Another trend worthy of notice is that there is a shifting focus to Class B apartment properties, especially in areas that offer walkable retail and provide the opportunity for value-add upgrades. This is driven by the anticipation that annual rent growth for renovated Class B apartments will outpace that of Class A communities. The rationale is that of a deeper pool of affordability, willingness of residents to pay for freshly upgraded unit finishes, and competition constraints.Student housing was also heard as an investment target more frequently this year than in years prior. That is definitely being viewed as a growth market with returns more compelling on risk-adjusted basis compared to conventional multifamily. We’ve seen increased demand for portfolio assemblages and development opportunities near the major universities within the New York/New Jersey metropolitan area.

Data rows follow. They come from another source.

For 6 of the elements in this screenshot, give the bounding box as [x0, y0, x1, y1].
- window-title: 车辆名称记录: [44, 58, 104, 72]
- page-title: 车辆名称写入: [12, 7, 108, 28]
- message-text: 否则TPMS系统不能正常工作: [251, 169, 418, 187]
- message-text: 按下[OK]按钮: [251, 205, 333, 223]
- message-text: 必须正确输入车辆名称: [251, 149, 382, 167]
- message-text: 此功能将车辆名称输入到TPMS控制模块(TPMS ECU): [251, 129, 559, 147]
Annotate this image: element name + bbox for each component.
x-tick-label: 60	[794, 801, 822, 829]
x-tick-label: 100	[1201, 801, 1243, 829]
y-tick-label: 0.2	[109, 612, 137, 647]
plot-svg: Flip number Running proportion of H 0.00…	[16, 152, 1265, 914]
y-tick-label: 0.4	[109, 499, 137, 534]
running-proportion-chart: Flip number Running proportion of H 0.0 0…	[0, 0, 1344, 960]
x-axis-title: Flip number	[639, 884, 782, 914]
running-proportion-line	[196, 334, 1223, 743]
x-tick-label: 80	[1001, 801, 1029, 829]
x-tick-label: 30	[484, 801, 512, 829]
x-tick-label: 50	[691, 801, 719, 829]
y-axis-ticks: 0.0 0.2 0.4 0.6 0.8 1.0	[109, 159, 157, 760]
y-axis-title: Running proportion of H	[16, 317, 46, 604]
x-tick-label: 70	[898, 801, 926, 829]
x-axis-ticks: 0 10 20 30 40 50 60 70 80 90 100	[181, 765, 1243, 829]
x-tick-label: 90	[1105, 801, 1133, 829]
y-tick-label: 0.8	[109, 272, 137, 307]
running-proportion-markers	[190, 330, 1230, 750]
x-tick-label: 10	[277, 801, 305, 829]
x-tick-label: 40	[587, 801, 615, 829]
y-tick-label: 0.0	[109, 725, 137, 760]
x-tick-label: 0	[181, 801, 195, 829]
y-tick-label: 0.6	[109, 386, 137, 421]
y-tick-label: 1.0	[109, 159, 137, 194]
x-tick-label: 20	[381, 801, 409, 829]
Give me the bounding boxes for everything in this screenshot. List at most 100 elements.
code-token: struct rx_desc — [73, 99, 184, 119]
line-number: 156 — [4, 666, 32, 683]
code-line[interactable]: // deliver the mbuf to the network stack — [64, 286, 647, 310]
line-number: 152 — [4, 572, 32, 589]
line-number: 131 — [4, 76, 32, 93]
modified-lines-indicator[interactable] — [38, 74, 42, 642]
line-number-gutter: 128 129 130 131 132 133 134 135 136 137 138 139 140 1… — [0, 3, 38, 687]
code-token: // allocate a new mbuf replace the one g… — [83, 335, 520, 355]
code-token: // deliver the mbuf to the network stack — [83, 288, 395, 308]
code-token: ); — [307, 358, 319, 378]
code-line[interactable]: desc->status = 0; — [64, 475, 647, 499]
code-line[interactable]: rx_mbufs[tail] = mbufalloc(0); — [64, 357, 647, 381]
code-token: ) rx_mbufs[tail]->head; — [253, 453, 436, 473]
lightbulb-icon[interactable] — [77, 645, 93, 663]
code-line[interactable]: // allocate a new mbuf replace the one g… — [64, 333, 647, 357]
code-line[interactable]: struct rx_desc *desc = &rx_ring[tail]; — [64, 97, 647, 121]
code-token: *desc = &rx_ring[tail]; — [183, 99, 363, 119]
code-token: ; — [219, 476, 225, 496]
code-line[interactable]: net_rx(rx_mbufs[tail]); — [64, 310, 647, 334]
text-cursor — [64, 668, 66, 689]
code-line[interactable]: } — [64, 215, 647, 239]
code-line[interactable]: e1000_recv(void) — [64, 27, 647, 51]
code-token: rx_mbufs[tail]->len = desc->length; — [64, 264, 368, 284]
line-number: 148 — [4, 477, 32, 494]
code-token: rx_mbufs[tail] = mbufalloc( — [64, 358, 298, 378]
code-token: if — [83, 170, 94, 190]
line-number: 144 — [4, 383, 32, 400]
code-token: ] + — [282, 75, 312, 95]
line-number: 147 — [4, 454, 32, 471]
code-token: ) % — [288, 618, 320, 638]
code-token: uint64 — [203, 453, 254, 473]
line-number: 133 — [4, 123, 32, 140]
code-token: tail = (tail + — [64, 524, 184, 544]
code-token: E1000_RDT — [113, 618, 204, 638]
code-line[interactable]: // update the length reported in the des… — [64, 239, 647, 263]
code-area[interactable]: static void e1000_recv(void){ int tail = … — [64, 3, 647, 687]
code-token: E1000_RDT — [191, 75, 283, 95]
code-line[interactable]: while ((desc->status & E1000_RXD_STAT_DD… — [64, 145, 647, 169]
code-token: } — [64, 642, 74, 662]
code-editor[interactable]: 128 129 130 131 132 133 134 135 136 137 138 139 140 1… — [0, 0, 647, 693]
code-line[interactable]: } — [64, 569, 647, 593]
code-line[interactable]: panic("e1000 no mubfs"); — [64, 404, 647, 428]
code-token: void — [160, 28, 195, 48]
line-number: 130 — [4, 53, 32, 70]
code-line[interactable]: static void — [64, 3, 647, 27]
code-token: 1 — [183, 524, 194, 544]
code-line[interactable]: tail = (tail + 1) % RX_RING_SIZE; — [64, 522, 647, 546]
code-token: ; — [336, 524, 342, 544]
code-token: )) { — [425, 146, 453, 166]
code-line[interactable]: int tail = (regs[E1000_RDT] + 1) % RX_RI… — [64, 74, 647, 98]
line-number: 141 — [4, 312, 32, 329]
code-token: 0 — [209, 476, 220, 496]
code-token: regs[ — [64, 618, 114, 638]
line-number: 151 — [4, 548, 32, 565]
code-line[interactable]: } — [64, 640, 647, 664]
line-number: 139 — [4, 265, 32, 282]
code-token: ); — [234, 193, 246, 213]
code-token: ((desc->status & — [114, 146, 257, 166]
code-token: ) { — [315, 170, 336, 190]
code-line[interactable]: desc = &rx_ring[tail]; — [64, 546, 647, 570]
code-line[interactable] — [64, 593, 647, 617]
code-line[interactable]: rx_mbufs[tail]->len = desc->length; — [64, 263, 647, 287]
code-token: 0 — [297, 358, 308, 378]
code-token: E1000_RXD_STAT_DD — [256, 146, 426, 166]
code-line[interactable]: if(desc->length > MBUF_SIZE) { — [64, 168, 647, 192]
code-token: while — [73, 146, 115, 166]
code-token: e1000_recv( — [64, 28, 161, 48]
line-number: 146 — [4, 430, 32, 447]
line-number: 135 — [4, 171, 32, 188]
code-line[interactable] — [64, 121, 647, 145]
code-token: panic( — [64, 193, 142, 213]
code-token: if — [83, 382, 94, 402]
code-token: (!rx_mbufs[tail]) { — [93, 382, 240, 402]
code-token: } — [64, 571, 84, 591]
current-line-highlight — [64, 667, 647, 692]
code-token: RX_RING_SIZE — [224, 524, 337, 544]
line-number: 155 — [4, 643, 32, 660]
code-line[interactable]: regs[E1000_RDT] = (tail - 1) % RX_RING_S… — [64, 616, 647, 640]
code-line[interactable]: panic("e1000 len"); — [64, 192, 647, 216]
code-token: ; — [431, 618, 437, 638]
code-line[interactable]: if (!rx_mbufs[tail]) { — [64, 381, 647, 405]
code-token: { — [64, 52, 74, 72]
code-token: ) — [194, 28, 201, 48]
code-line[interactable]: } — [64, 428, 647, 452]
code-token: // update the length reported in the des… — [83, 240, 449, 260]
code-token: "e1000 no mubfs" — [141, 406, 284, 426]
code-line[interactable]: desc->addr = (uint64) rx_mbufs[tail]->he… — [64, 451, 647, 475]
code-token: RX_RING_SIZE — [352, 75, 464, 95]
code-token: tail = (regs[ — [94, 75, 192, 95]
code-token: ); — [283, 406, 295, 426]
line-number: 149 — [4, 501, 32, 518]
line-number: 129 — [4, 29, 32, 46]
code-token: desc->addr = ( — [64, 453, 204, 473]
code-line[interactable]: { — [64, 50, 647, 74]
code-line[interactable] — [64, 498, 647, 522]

Lastly, we were frequently questioned about vacant suburban office properties that can be put into play for being redeveloped as residential. Investors are taking notice of the multiple instances in which a corporate campus that is functionally obsolete has been sold and successfully redeveloped. The attraction stems from the sites typically having great linkages to major highways, making for ease of commuting. The sites are also usually in desirable communities that have built up around them over decades, making it a prime location for housing.
Last year, we tracked multifamily transactions of $10 million or more totaling $769 million in Northern New Jersey. In 2014 we tracked similar transactions totaling $941 million. Our outlook is that the investment activity in 2016 will continue to mirror the past few years and fall within that band, averaging in the $800 million range.In closure, there is definitely a palpable sense of demand by investors, which will create an active, liquid sales market in the year ahead. Asset appreciation should continue as rental growth stays positive and cap rates remain stable. Capital remains bullish on the multifamily sector, and is still looking for opportunities that span all investment profiles from development joint ventures through existing, trophy urban core assets.
Brian Whitmer is senior director-capital markets for Cushman & Wakefield.